Similarly, damage to the intralaminar nuclei blocks deep pain, but does not affect cutaneous emotions. Dorsomedial nuclei are attached to the limbic system and tend to disrupt the emotional components involved in pain.

How does the body perceive pain and temperature?

Perception of temperature

Our perception of temperature is relative because humans do not have sensory receptors that give us absolute information about temperature. You are only able to detect sudden temperature changes, such as if you move your hand from very cold water to very hot water.

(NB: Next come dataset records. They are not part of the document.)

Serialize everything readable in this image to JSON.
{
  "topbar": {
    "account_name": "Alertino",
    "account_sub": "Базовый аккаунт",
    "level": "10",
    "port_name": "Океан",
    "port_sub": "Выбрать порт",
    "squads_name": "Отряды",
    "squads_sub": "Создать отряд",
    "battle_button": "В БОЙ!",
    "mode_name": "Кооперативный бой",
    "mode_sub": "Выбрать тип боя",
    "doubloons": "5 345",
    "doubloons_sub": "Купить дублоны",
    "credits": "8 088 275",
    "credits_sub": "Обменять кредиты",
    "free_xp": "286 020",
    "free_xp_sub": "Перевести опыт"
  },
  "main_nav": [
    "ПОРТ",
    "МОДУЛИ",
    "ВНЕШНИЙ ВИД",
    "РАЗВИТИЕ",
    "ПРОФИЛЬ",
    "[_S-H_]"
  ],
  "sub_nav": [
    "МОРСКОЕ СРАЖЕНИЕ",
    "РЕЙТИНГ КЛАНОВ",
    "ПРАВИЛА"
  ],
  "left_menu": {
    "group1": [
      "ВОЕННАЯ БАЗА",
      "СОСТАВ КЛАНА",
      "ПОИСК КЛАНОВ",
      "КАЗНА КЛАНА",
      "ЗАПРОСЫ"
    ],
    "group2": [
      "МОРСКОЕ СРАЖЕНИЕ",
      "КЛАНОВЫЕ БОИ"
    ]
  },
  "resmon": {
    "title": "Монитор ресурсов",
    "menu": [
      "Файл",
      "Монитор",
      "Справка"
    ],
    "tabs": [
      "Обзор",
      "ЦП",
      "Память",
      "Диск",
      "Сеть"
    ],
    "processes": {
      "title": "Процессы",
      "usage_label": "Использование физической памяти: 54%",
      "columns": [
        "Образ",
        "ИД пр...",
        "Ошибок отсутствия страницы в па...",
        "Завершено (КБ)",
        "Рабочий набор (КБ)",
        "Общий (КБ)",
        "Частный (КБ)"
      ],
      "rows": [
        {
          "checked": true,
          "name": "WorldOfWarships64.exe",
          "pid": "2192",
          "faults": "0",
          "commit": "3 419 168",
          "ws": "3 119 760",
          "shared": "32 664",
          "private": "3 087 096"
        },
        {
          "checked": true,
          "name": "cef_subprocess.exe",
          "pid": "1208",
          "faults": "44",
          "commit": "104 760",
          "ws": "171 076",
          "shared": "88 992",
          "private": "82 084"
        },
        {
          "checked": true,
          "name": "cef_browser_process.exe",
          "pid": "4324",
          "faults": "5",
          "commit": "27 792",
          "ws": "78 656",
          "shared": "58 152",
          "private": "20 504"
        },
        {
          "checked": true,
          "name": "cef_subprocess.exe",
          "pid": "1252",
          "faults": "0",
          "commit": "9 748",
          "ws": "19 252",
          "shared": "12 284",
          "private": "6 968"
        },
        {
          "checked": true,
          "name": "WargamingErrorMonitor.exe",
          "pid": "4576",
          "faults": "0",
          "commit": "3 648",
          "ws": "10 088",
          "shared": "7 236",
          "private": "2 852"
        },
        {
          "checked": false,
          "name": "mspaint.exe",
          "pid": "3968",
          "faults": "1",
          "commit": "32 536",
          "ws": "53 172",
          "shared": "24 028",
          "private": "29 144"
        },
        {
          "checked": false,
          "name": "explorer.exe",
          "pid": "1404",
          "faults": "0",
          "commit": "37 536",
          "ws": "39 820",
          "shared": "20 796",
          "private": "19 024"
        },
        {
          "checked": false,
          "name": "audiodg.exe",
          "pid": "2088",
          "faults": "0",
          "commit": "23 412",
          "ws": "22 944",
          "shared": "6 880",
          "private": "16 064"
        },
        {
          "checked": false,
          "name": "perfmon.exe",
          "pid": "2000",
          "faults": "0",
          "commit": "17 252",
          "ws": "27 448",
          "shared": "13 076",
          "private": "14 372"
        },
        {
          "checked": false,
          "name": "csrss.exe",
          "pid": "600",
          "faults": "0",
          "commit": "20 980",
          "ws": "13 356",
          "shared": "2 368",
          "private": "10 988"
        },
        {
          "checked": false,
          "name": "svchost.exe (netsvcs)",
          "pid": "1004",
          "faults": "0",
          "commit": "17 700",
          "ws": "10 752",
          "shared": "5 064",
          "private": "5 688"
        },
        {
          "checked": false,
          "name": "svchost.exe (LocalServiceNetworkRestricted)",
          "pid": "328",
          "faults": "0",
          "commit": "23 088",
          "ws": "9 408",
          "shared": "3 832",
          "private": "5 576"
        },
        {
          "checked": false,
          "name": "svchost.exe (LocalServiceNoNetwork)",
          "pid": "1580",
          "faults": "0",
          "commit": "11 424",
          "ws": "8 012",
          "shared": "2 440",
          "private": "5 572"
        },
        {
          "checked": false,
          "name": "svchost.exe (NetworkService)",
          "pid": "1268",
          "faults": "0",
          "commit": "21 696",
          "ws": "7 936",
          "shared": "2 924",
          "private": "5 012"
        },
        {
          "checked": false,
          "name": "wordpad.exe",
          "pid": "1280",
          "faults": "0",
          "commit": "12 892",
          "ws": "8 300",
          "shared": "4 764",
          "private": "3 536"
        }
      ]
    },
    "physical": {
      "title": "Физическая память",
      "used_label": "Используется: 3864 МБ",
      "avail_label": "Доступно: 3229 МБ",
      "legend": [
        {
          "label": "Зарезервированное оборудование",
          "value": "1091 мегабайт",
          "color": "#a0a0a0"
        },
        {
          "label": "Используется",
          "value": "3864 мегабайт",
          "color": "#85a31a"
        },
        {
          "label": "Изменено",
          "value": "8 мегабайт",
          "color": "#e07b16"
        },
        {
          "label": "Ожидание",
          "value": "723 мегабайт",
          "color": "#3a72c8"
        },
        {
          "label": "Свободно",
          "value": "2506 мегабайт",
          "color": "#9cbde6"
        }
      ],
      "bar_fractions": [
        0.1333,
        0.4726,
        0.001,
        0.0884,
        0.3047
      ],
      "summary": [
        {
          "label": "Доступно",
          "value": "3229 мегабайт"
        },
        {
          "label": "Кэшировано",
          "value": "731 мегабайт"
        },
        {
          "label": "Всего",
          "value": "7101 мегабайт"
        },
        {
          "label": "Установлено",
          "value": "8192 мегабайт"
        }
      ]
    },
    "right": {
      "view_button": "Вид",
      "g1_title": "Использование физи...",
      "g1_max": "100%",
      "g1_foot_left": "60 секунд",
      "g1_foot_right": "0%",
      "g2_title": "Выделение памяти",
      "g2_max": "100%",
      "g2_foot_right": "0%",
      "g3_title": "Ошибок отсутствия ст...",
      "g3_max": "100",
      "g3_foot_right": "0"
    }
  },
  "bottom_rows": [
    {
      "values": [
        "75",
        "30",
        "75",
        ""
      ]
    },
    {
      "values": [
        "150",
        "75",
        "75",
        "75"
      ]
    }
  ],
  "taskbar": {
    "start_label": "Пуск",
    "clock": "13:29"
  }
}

There are two types of receptors, one for cold and the other for heat. They are heterogeneously distributed throughout the skin. Cold receptors are closer to the epidermis, while heat receivers are located in a deeper zone. They are the same type of receptors; the difference is their location.

The deformation of the membrane or taps due to enlargement or contraction of the skin is what causes transduction. This deformation opens the membrane and the sodium channels. If the receptors are too close together, you will feel the heat more intensely. The nuclei in the thalamus that make it difficult to perceive cold or heat are the intralaminar nuclei and the ventricular nuclei.

It is therefore interesting that our perception of pain and temperature comes from small receptors in the skin, along with the participation of the thalamus.

All in all, it seems that all these functions have evolved to ensure human survival.